Oklahoma City University is no longer providing an elementary education option for future-teachers in their program. “We’re used to class sizes of 12 students, but we’re reaching the point where we had 2-3 students in a class and that just wasn’t sustainable,” said Dr. Heather Sparks, the director of teacher education at OCU.
There are many reasons behind the changes in the population of college students who are driven to become educators. One major reason is finances.
Covid hitting Oklahoma schools hard
Oklahoma’s average teacher pay starts at just over $30,000 per year — barely above the federal poverty level for a family of four. Several years ago, Oklahoma teachers staged a mass walkout, demanding such changes as updated textbooks, more money spent per student, and a raise for teachers. Meanwhile, such upgrades to Oklahoma education have been slow to be implemented.
The Covid pandemic has also hit Oklahoma’s education system hard.

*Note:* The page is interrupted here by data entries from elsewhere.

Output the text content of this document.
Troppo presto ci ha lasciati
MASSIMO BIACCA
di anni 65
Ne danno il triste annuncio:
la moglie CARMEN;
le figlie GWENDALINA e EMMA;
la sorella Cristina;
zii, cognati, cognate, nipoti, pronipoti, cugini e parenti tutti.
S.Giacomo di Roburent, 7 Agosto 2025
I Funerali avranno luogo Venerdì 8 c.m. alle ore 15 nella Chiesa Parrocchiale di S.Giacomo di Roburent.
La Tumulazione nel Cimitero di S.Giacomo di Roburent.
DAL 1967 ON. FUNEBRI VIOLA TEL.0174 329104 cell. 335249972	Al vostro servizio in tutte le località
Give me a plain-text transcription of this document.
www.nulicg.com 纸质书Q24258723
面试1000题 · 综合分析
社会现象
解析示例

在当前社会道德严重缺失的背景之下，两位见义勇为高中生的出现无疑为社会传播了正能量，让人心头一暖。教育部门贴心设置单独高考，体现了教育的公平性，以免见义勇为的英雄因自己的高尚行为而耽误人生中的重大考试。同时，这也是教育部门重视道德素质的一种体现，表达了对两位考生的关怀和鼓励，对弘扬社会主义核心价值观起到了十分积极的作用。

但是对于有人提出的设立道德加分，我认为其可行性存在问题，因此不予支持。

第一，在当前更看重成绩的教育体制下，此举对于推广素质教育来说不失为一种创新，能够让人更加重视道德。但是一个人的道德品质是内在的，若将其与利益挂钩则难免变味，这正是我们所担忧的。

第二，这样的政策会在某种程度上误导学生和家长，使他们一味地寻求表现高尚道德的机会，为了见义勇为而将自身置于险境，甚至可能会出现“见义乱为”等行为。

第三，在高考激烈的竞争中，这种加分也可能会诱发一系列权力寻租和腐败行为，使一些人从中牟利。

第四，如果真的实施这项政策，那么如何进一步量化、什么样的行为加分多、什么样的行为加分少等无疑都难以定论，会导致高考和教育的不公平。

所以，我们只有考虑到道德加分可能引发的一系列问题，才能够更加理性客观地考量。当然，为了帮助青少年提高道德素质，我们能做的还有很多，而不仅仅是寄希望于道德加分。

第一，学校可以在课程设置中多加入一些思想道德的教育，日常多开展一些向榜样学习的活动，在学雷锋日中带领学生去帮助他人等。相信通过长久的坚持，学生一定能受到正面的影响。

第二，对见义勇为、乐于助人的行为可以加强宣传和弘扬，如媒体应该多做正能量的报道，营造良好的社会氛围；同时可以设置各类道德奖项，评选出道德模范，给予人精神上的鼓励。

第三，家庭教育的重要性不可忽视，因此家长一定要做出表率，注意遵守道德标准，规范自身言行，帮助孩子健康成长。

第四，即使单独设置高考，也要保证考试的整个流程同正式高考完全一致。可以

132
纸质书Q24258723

As Oklahoma ranks #1 in the nation in Covid deaths per capita, many teachers are saying no to a profession which has become a Petrie dish for infections.
And risking Covid is not the only concern Oklahoma teachers face. “Going back to school this year has been harder than I imagined,” said one public school teacher. “Kids’ mental health has been gravely affected by this pandemic, in ways most people don’t see unless they’re up close.”
Lack of support for teachers leads to lack of interest in teaching degrees
Additionally , teachers’ resources are being squeezed beyond the limit of what educators can do to provide quality learning opportunities for their students. “Teachers in Oklahoma are making magic out of very few resources when they are not being paid a wage reflective of the impact they’re making,” said former educator and educational leader Katie Hoole.
And the problem isn’t just in Oklahoma, but across the nation, where nearly every state is feeling the pinch of teacher shortages. “We’re all trying to serve our students as best we can,” said Missouri school district Human Resources Coordinator Mark Catalane.
Ultimately, some educators are facing the reality that they may not see the type of changes that will entice students to go into education as a career path. “Our teachers, our leaders, our professors are incredibly burned out,” said one anonymous Oklahoma educator. “Yet there doesn’t seem to be much, if any, solution on the horizon.”